Ukrainians call for support for NATO membership
Manuel de Almeida/ Lusa

Ukrainians call for support for NATO membership

Thank Portugal for its support

A small but doughty group of Ukrainians gathered in Lisbon this morning calling for support for Ukraine’s membership of the North Atlantic Treaty Organisation (NATO).

Encouraged to show up in Praça do Comércio by the Association of Ukrainians in Portugal, raising flags and waving placards, the demonstrators thanked Portugal for the support it has given to Ukraine this far.

“Thank you, Portugal!” they shouted, specifically saluting the prime minister, António Costa, writes Lusa, referring to the fact that on Saturday, the government expressed support for Ukraine joining NATO “when conditions allow”.

In a joint statement signed between Ukraine and Portugal and released after a telephone conversation between António Costa and Ukraine’s President Volodymyr Zelenskyy, the government said that “the future of Ukraine and its people lies in the European family” and agrees with the strategy of increasing pressure on Russia through further sanctions.

In Praça do Comércio, with the Ukrainian anthem being sung in the background, Pavlo Sadokha, President of the Association of Ukrainians in Portugal, said that Ukrainian membership of NATO “is not possible” at this time of “full active war”, but stressed that it is important for the country to get a date at the upcoming summit in Vilnius, the capital of Lithuania, next week.
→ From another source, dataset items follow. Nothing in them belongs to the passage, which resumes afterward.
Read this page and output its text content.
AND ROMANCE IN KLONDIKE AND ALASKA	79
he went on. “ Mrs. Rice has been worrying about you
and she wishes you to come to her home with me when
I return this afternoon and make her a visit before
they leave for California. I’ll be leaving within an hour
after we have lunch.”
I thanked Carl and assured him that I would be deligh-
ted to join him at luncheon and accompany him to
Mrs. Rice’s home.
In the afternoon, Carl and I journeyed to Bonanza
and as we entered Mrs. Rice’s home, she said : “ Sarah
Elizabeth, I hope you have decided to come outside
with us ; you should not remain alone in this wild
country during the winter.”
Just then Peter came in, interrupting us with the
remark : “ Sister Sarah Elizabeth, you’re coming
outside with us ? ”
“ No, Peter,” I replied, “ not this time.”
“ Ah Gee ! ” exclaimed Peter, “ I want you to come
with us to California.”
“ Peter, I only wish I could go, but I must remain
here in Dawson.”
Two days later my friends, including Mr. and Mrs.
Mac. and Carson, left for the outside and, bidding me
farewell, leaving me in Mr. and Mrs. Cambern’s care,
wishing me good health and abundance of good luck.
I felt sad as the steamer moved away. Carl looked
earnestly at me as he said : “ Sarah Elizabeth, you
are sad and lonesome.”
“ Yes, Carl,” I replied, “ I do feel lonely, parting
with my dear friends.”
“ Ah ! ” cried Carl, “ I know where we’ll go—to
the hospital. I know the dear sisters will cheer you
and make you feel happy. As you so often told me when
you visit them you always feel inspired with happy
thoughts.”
We need to know that Ukraine will become (a NATO member), that all this effort we are making will yield results so that in the future Ukraine will join the NATO bloc and be protected there from future invasions by Russia,” he told Lusa.

Sadokha added that Ukrainian troops need more military aid. “They lack ammunition, planes…”, saying that that he hopes support will come “faster” than it has in the past, to “save many lives” and “end the war“.

Olga Yakovets, one of the 50 or so Ukrainians who took part in this morning’s effort, echoed the calls for more support: “Alone, as a country, we are now, at this moment, very weak. With the world, with Europe, we will be able to do much more and achieve freedom“, she said, also thanking Portugal for its constant help.

Nestor Kondra, a 19-year-old university student, was holding a poster emblazoned with the words “ecocide”, depicting a drawing of the bombed Kakhovka dam that flooded villages around Kherson, causing environmental and material damages that will last decades.

“The environmental issue is important, now more than ever,” he stressed, emphasising that “actions” like the one that destroyed the dam “must be totally condemned so that (further, similar) disasters do not happen.”

Nestor also showed how this conflict has changed mentalities: “I have no Russian friends. (…) We are neighbours, yes, but we don’t have much in common. People think we have a lot in common, but we don’t”, he told Lusa. “Sometimes we hear that we are sister nations, but no, we are not“.

This afternoon, in Coimbra and Porto there are similar demonstrations planned in support of Ukraine’s membership of NATO. The event in Coimbra is scheduled for 5pm in Praça 8 de Maio; in Porto, a little later, at 6.30pm in Fonte dos Leões.